Трегубович открыл крышку бардачка, запустил руку в его темную глубину и вытащил губную гармошку, хромированные бока которой можно было использовать вместо зеркала. Он тихо подул в отверстия. Инструмент издал звук, напоминающий жалобный гудок утлого пароходика, уходящего от причала в неизвестность могучей сибирской реки. Трегубович бросил гармошку обратно в бардачок и хлопнул его крышкой.
"Жигули" остановились, не доехав нескольких метров до края песчаного карьера. На этот раз Васильев вышел из машины.
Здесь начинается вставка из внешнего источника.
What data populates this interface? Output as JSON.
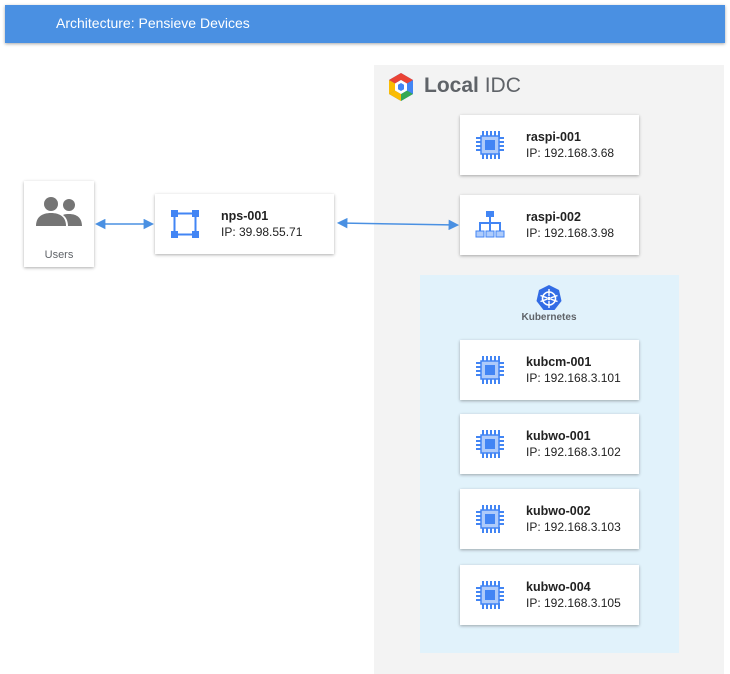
{
  "header": {
    "title": "Architecture: Pensieve Devices"
  },
  "users": {
    "label": "Users",
    "icon": "users-group-icon"
  },
  "nps": {
    "name": "nps-001",
    "ip": "IP: 39.98.55.71",
    "icon": "network-frame-icon"
  },
  "idc": {
    "title_bold": "Local",
    "title_rest": " IDC",
    "logo": "google-cloud-hexagon-icon"
  },
  "raspi": [
    {
      "name": "raspi-001",
      "ip": "IP: 192.168.3.68",
      "icon": "chip-icon"
    },
    {
      "name": "raspi-002",
      "ip": "IP: 192.168.3.98",
      "icon": "hierarchy-icon"
    }
  ],
  "kubernetes": {
    "label": "Kubernetes",
    "icon": "kubernetes-wheel-icon",
    "nodes": [
      {
        "name": "kubcm-001",
        "ip": "IP: 192.168.3.101",
        "icon": "chip-icon"
      },
      {
        "name": "kubwo-001",
        "ip": "IP: 192.168.3.102",
        "icon": "chip-icon"
      },
      {
        "name": "kubwo-002",
        "ip": "IP: 192.168.3.103",
        "icon": "chip-icon"
      },
      {
        "name": "kubwo-004",
        "ip": "IP: 192.168.3.105",
        "icon": "chip-icon"
      }
    ]
  },
  "colors": {
    "header_bg": "#4a90e2",
    "icon_blue": "#4285f4",
    "icon_light_blue": "#aecbfa",
    "connector": "#4a90e2",
    "idc_bg": "#f3f3f3",
    "k8s_bg": "#e1f2fb"
  }
}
Трегубович выбрался следом, щелкнул кнопкой выкидного ножа, отрезал веревку от бампера, держась за её конец обеими руками, с натугой подтянул тело Головченко к обрыву, смахнул рукавом со лба капли пота.
– Что, все ещё сомневаешься, мертвый ли он?
Васильев вынул из кармана сигареты.
– Теперь чего сомневаться? С первого взгляда видно, откинулся земляк.
– М-да, в таком виде его мать родная не узнает, – Васильев вздохнул. – Просто большой кусок очень грязного мяса. Бедняга, все кишки растерял по дороге.
Ногой Васильев столкнул тело с края обрыва.